„Normalerweise stehen Menschen wie wir nie im Mittelpunkt“ – Colman Domingo über Rustin

Colman Domingo war gerade in seinem ersten Studienjahr an der Universität, als er zum ersten Mal von Bürgerrechts-Pionier Bayard Rustin hörte. Rustin – der Vordenker des historischen Marsches auf Washington von 1963, bei dem Dr. Martin Luther King Jr. seine berühmte „I have a dream“-Rede hielt – war nur eine Fußnote in seinem Lehrbuch. Ein kaum beachtetes Flüstern. Manchmal vernachlässigt die Geschichtsschreibung wichtige Stimmen. Oder verschweigt sie bewusst.

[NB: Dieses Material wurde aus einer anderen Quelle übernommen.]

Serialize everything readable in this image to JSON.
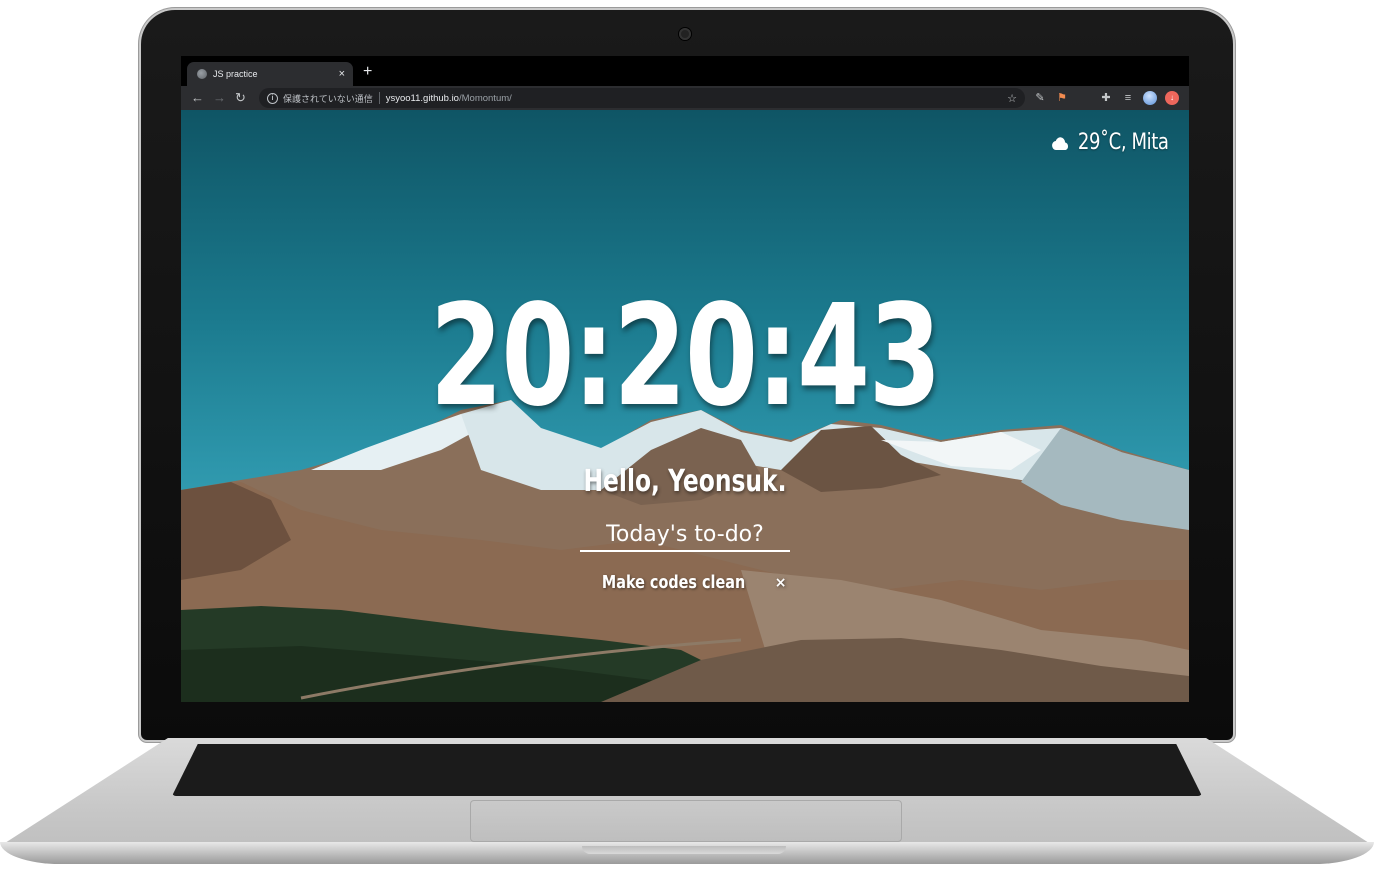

Erst Jahre später, in den 90er Jahren, erfuhr Domingo beim Lesen des Drehbuchs für Brian Freemans Theaterstück Civil Sex, wie einflussreich der Organisator Rustin war. „Ich dachte: Moment mal, wie bitte?! Dieser offen schwule Mann hat also den Marsch auf Washington organisiert und Dr. King zum gewaltlosen Widerstand inspiriert und die Lehren Gandhis nahe gebracht… Warum weiß ich davon nichts?“

Der in Philadelphia geborene Schauspieler Colman Domingo (bekannt für u.a. Euphoria), erinnert sich an seine Reaktion: „Ich fühlte mich einfach von meiner ganzen Schul- und Universitätsbildung betrogen.“

Das geht vielen so. Aber mit der Veröffentlichung des neuen Netflix-Films Rustin unter der Regie von George C. Wolfe wird nun die Geschichtsschreibung korrigiert.

Colman Domingo im Porträt. Foto: Sharif Hamza

Rustin lässt die Hochphase der Bürgerrechtsbewegung im Vorfeld des Marsches auf Washington wieder lebendig werden. Der Marsch war entscheidend für die Verabschiedung des bahnbrechenden Civil Rights Act von 1964. Das Gesetz verbietet Diskriminierung aufgrund von Rasse, Hautfarbe, Religion, Geschlecht oder nationaler Herkunft.

Der Film schildert die Kämpfe, die der Wegbereiter Bayard Rustin überwinden musste, um den Lauf der Geschichte zu verändern – insbesondere als schwuler Schwarzer Mann in einer Zeit, in der Homosexualität ein Tabu war. Der Film beleuchtet auch die komplizierten Beziehungen zwischen Rustin und Dr. King (Aml Ameen) und anderen führenden Persönlichkeiten der damaligen Zeit.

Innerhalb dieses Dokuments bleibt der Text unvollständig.